Vioque, M., Oudmaijer, R. D., Baines, D., Mendigutia, I., Pérez Martínez, R. 2018. Gaia DR2 study of Herbig Ae/Be stars. Astronomy and Astrophysics 620, DOI: 10.1051/0004-6361/201832870

We use Gaia Data Release 2 (DR2) to place 252 Herbig Ae/Be stars in the Hertzsprung-Russell diagram and investigate their characteristics and properties.

Methods. For all known Herbig Ae/Be stars with parallaxes in Gaia DR2, we collected their atmospheric parameters and photometric and extinction values from the literature. To these data we added near-infrared and mid-infrared photometry, and collected H alpha emission line properties such as equivalent widths and line profiles, and their binarity status. In addition, we developed a photometric variability indicator from Gaia’s DR2 information.

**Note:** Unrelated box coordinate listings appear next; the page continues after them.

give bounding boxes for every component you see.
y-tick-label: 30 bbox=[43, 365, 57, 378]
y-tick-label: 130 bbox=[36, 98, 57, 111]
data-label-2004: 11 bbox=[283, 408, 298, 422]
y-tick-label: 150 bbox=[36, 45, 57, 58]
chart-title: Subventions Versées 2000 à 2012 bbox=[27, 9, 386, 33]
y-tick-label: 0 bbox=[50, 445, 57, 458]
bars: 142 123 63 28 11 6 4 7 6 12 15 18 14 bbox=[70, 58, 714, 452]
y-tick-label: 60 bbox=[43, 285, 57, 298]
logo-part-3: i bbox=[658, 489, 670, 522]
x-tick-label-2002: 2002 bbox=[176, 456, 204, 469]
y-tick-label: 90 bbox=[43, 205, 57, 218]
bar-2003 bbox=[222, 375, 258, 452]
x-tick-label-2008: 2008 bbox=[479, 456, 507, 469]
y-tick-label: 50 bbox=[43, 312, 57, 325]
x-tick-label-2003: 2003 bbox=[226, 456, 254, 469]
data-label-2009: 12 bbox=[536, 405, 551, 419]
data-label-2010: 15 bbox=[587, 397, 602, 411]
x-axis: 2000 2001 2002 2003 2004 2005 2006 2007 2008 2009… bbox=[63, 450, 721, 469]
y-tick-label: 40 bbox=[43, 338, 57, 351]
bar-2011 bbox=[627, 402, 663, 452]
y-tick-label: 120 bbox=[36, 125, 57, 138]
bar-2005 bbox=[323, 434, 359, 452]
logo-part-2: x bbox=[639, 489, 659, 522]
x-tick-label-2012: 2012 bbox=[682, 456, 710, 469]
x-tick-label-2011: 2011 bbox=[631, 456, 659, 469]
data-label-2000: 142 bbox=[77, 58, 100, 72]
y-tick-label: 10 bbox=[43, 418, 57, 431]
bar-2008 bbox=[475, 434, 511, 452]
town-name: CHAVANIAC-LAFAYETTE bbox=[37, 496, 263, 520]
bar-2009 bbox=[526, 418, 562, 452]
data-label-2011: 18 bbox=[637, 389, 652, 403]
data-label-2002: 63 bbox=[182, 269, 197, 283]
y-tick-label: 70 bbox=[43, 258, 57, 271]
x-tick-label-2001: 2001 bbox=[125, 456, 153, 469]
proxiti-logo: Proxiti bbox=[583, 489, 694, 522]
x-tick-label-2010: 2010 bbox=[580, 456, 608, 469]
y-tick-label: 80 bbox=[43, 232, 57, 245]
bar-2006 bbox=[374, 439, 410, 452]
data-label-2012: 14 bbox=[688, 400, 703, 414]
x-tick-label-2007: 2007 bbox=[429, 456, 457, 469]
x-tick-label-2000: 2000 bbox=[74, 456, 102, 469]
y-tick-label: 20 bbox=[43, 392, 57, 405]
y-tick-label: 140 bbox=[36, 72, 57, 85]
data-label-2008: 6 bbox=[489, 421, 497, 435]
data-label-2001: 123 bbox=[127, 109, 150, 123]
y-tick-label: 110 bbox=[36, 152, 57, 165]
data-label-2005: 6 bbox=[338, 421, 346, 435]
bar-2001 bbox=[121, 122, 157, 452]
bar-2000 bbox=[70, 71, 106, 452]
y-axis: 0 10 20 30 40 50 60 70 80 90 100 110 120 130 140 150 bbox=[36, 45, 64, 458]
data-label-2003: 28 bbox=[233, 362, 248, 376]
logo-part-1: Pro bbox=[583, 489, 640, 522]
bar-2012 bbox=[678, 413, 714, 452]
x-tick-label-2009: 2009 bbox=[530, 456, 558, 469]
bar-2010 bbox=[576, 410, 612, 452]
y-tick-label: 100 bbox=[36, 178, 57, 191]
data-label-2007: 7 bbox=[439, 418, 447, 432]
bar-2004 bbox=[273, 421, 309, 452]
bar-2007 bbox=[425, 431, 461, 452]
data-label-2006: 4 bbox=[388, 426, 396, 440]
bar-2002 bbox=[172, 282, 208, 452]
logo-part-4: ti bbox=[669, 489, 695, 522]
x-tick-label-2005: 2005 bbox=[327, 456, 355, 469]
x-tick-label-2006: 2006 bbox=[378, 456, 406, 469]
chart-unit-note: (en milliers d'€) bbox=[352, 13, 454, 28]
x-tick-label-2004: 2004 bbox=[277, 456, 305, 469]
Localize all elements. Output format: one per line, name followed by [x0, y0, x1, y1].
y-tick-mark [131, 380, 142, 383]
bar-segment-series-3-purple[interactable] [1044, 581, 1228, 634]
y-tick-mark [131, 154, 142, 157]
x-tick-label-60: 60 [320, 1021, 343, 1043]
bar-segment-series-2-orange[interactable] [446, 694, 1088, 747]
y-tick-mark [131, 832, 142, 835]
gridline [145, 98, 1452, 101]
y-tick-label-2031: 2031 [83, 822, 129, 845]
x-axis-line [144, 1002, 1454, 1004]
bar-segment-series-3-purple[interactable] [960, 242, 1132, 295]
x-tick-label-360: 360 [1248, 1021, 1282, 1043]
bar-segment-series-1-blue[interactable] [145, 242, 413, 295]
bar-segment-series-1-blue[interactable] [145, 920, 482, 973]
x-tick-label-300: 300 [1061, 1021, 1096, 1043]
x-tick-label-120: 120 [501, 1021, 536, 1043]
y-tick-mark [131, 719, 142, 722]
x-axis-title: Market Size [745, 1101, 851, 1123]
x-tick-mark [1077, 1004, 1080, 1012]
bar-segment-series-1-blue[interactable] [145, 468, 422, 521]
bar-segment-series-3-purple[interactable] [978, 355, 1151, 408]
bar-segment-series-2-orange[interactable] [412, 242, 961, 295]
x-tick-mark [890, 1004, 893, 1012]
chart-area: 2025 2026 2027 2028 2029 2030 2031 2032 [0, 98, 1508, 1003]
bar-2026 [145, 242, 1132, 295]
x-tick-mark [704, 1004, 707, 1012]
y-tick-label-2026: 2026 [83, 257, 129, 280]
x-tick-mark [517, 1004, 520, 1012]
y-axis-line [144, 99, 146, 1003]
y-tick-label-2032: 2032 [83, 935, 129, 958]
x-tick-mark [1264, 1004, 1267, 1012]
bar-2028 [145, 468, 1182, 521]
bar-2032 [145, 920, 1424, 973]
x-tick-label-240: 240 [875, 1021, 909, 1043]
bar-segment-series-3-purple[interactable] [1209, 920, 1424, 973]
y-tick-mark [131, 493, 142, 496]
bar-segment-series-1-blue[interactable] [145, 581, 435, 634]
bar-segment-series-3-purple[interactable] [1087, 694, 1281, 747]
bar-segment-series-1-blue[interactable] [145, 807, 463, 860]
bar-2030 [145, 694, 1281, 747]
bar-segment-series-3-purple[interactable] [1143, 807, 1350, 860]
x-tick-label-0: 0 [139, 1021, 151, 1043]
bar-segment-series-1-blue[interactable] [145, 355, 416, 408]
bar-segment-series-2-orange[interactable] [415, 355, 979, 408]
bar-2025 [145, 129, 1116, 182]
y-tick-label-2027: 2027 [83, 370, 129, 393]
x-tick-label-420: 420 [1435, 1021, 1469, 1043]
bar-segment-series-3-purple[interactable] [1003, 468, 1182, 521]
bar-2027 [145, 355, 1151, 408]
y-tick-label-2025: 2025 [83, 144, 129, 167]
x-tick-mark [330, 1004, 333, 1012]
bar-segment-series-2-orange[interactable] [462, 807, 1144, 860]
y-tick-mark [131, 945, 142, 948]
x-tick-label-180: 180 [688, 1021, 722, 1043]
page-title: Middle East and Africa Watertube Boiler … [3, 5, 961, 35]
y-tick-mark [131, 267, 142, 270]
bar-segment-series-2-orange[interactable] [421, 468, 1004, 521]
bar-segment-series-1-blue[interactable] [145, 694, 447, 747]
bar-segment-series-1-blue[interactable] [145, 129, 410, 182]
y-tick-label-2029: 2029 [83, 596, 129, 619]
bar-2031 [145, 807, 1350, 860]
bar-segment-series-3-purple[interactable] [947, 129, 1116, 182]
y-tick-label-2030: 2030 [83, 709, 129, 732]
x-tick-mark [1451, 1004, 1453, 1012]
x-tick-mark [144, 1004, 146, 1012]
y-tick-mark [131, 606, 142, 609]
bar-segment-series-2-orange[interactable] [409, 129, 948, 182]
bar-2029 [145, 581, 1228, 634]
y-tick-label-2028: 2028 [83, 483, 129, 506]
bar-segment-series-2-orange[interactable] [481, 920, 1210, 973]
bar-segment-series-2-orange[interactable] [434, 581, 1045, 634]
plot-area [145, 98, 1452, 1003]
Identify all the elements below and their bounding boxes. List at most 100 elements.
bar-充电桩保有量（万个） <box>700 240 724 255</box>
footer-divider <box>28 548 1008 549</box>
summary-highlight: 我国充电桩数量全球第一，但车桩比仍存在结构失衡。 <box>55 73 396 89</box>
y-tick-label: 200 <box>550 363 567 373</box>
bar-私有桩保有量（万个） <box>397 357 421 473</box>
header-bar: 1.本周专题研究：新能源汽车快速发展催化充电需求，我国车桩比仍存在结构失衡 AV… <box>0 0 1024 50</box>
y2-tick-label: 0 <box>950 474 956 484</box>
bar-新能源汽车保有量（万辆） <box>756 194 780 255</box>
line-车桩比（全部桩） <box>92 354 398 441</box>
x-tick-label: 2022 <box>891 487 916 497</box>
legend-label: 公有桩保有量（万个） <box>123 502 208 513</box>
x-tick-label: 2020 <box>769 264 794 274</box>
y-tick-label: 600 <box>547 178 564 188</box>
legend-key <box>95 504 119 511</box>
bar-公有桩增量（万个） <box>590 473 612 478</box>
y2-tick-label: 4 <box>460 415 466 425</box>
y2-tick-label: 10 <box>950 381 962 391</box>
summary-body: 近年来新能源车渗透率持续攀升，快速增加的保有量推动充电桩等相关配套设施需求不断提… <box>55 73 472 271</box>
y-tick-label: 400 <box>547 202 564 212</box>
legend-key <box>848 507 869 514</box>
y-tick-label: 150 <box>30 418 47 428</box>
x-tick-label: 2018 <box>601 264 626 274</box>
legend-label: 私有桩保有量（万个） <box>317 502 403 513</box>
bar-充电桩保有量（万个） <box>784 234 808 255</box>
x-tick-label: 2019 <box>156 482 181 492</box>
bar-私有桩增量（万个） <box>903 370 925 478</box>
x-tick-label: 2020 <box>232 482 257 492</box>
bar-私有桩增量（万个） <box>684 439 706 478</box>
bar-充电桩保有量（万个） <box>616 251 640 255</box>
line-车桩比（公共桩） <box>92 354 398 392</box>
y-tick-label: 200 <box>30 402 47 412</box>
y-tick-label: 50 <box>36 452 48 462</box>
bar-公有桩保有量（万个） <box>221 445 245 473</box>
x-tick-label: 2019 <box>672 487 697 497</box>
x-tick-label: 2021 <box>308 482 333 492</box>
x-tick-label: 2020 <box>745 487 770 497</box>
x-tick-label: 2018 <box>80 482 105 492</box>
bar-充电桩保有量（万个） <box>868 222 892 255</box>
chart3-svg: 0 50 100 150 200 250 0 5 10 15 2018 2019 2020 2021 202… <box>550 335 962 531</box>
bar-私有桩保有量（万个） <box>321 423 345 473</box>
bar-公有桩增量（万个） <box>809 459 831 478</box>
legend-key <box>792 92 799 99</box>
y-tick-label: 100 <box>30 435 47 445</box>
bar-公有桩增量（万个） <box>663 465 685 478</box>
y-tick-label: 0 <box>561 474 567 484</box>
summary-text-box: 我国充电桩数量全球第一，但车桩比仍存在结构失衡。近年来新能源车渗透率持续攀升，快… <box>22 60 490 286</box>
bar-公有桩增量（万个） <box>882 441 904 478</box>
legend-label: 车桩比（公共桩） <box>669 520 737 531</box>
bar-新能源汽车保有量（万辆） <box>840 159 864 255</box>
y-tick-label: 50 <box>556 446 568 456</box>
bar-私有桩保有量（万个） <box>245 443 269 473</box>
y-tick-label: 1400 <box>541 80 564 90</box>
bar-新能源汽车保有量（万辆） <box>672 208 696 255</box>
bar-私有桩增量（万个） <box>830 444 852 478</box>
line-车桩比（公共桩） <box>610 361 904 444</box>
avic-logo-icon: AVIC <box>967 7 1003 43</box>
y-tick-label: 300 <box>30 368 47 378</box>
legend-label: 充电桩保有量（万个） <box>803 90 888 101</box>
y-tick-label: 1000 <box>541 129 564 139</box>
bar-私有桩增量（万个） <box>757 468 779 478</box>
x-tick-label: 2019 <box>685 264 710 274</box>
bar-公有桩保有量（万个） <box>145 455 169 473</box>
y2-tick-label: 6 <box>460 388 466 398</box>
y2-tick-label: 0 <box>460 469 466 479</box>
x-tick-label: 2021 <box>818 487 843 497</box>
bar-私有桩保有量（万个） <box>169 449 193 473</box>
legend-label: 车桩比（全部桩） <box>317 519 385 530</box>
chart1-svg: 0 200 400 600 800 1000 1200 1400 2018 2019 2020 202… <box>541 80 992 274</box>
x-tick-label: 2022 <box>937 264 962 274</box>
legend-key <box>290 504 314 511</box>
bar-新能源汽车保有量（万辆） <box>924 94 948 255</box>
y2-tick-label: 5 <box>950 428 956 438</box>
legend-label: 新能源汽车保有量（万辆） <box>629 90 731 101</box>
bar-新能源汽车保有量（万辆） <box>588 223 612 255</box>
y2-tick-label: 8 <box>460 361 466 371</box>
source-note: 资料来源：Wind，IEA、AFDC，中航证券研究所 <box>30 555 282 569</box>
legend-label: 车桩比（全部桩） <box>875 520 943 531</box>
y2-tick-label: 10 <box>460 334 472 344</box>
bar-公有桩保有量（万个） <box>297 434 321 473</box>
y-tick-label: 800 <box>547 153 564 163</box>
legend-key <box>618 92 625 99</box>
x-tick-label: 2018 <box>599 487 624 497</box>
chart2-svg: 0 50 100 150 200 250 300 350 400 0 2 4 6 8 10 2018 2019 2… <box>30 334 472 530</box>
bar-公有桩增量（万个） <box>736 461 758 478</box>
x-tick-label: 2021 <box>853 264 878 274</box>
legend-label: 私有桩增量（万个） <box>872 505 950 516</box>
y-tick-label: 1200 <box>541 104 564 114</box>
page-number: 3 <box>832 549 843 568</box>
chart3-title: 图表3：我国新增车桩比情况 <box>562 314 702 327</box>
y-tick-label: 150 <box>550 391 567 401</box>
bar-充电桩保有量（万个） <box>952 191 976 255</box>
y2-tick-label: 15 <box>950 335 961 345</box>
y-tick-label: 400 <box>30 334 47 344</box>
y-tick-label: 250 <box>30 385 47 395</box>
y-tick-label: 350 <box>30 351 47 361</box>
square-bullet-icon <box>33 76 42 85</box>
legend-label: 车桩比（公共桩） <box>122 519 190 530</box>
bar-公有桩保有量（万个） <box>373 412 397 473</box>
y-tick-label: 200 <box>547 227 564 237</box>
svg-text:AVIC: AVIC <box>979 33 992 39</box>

Results. We provide masses, ages, luminosities, distances, photometric variabilities and IR excesses homogeneously derived for the most complete sample of Herbig Ae/Be stars to date. We find that high-mass stars have a much smaller IR excess and have much lower optical variabilities compared to lower-mass stars, with the break at around 7 M-circle dot. H alpha emission is generally correlated with IR excess, with the correlation being stronger for IR emission at wavelengths tracing the hot dust closest to the star. The variability indicator as developed by us shows that similar to 25% of all Herbig Ae/Be stars are strongly variable. We observe that the strongly variable objects display doubly peaked H alpha line profiles, indicating an edge-on disk.

Conclusions. The fraction of strongly variable Herbig Ae stars is close to that found for A-type UX Ori stars. It had been suggested that this variability is in most cases due to asymmetric dusty disk structures seen edge-on. The observation here is in strong support of this hypothesis. Finally, the difference in dust properties occurs at 7 M-circle dot, while various properties traced at UV/optical wavelengths differ at a lower mass, 3 M-circle dot. The latter has been linked to different accretion mechanisms at work, whereas the differing IR properties and photometric variabilities are related to different or differently acting (dust-)disk-dispersal mechanisms.